Le recours aux forêts La tentation de Démocrite de Michel Onfray est publié dans la collection Incises chez Galilée.
Cher Efim,
Le texte d’Onfray ne mérite ni les injures ni l’enthousiasme mais encore faudrait-il savoir de quoi on parle: le texte lu ou la représentation que, jusqu’à nouvel ordre, vous n’avez pas vu ou bien mes polices parallèles sont moins efficaces que votre cher Sarkozy et m’ont mal renseigné…
Ce que je reproche à la représentation du lundi 16 , c’est la mauvaise balance entre les différentes voix qui disaient le texte. Mais ne n’ai pas vu les autres et , quitte à me répéter, il y a avait des moments très beaux quand effectivement, il y a équilibre entres les différentes parties.
Et une salle de 800 places bourrée pendant cinq représentations, avec un public très attentif?
Ne répondez pas tous à la fois ….:et bon, d’accord , cela ne veut peut-être rien dire.
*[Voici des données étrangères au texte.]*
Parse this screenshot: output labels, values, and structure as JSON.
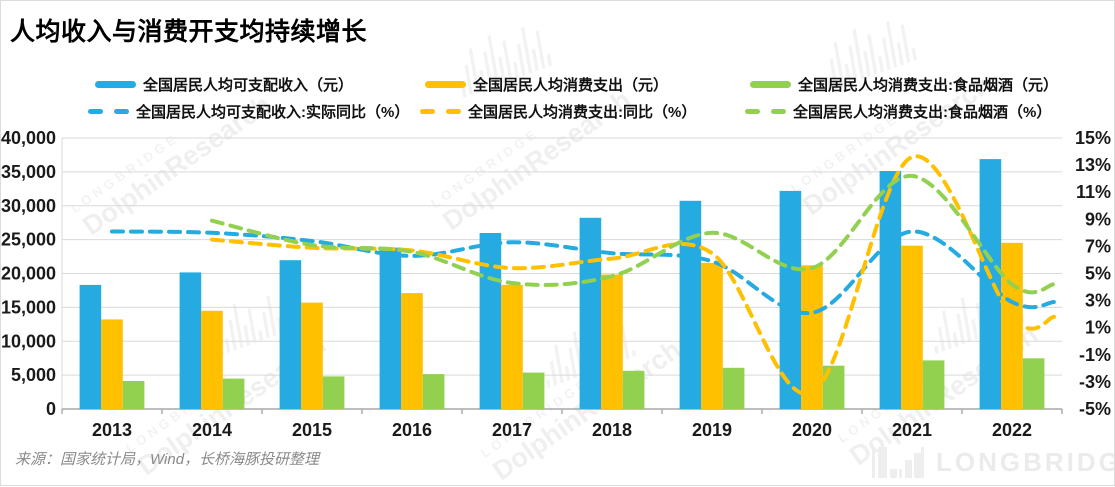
{
  "title": "人均收入与消费开支均持续增长",
  "source": "来源：国家统计局，Wind，长桥海豚投研整理",
  "logo": {
    "text": "LONGBRIDGE"
  },
  "watermark": {
    "brand": "LONGBRIDGE",
    "name": "DolphinResearch"
  },
  "colors": {
    "blue": "#25AAE1",
    "yellow": "#FFC000",
    "green": "#92D050",
    "grid": "#d9d9d9",
    "axis_line": "#a8a8a8",
    "tick_text": "#1a1a1a"
  },
  "chart_data": {
    "type": "bar",
    "subtype": "grouped bars + smoothed dashed lines (dual axis)",
    "categories": [
      "2013",
      "2014",
      "2015",
      "2016",
      "2017",
      "2018",
      "2019",
      "2020",
      "2021",
      "2022"
    ],
    "bar_series": [
      {
        "label": "全国居民人均可支配收入（元）",
        "color_key": "blue",
        "values": [
          18311,
          20167,
          21966,
          23821,
          25974,
          28228,
          30733,
          32189,
          35128,
          36883
        ]
      },
      {
        "label": "全国居民人均消费支出（元）",
        "color_key": "yellow",
        "values": [
          13220,
          14491,
          15712,
          17111,
          18322,
          19853,
          21559,
          21210,
          24100,
          24538
        ]
      },
      {
        "label": "全国居民人均消费支出:食品烟酒（元）",
        "color_key": "green",
        "values": [
          4127,
          4494,
          4814,
          5151,
          5374,
          5631,
          6084,
          6397,
          7178,
          7481
        ]
      }
    ],
    "line_series": [
      {
        "label": "全国居民人均可支配收入:实际同比（%）",
        "color_key": "blue",
        "values": [
          8.1,
          8.0,
          7.4,
          6.3,
          7.3,
          6.5,
          5.9,
          2.1,
          8.1,
          2.9
        ]
      },
      {
        "label": "全国居民人均消费支出:同比（%）",
        "color_key": "yellow",
        "values": [
          null,
          7.5,
          6.9,
          6.7,
          5.4,
          6.1,
          6.5,
          -3.8,
          13.6,
          1.8
        ]
      },
      {
        "label": "全国居民人均消费支出:食品烟酒（%）",
        "color_key": "green",
        "values": [
          null,
          8.9,
          7.1,
          6.6,
          4.3,
          4.8,
          8.0,
          5.4,
          12.2,
          4.2
        ]
      }
    ],
    "y_left": {
      "min": 0,
      "max": 40000,
      "step": 5000,
      "tick_labels": [
        "0",
        "5,000",
        "10,000",
        "15,000",
        "20,000",
        "25,000",
        "30,000",
        "35,000",
        "40,000"
      ]
    },
    "y_right": {
      "min": -5,
      "max": 15,
      "step": 2,
      "tick_labels": [
        "-5%",
        "-3%",
        "-1%",
        "1%",
        "3%",
        "5%",
        "7%",
        "9%",
        "11%",
        "13%",
        "15%"
      ]
    },
    "grid": true,
    "legend_position": "top"
  }
}
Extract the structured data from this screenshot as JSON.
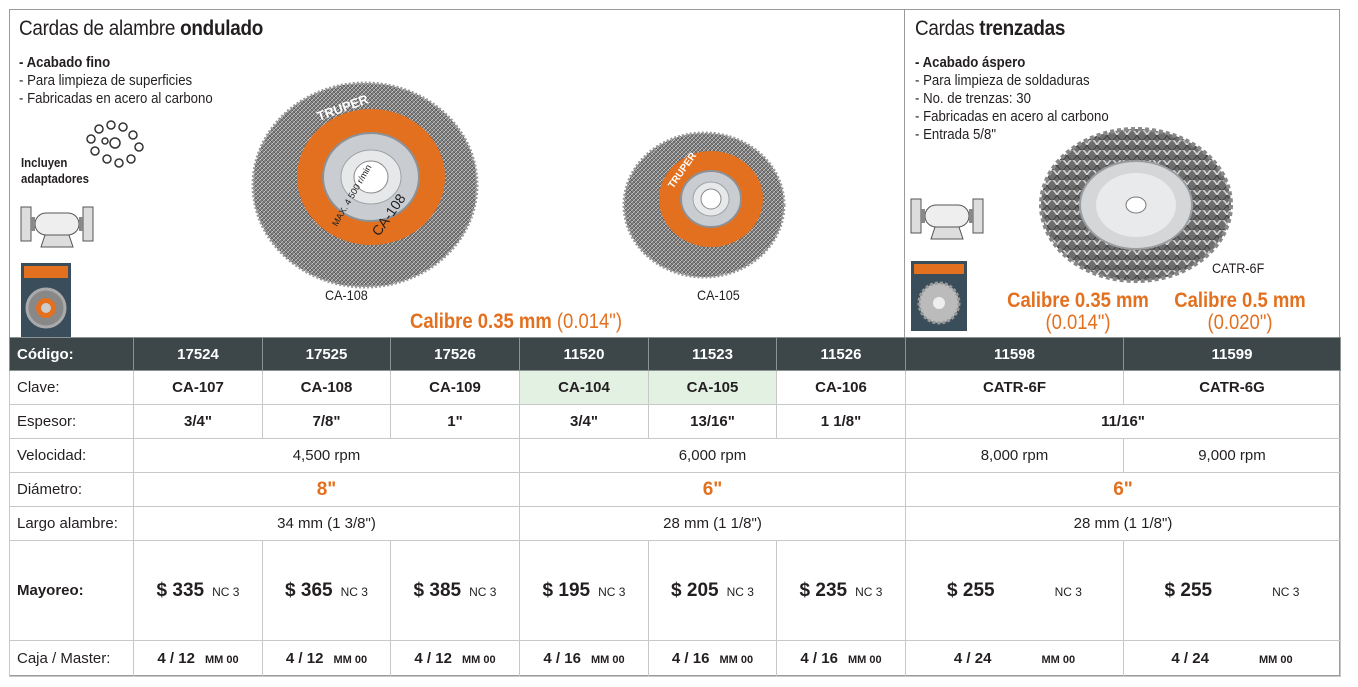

Mais, s’il y a un désir d’être net de se singulariser,cela ne me dérange pas et je n’y trouve rien de suspect, puisqu’il a au moins le courage de le revendiquer,ce qui n’est pas si fréquent, et on ne va quand même pas cracher dans la soupe, quand on voit la programmation de la plupart des centres dramatiques français…
Bien à vous
Philippe du Vignal
J’ai lu le texte, je l’ai trouvé affligeant de la part d’Onfray.
Surtout Onfray qui nous fait sans arrêt des discours très clairs sur la résistance au libéralisme, nous propose de nous retirer au fond de notre jardin pour admirer les libellules.
Cela m’a paru niais, et d’une écriture faible, non Onfray n’est pas Rimbaud ou Claudel, non plus Novarina.
Mais on n’a pas demandé à Claudel d’écrire des bouquins de philo.
Après il y a la postface où il explique que ce texte lui a été arraché par jean Lambert Wild.
Si je peux lui donner un conseil, c’est de faire ce qu’il fait magnifiquement, le pédagogue populaire et de ne pas réiterer dans le théâtre.
Jean Lambert Wild , on ne peut pas lui reprocher d’être dans le goût moyen uniforme de ses collègues de CDN, mais je ne suis pas sûr de sa sincérité, et son envie de se singulariser me paraît un peu suspecte.
Bon, on ne peut pas sans arrêt demander aux artistes de nous déranger et de ne pas être content quand ils nous dérangent.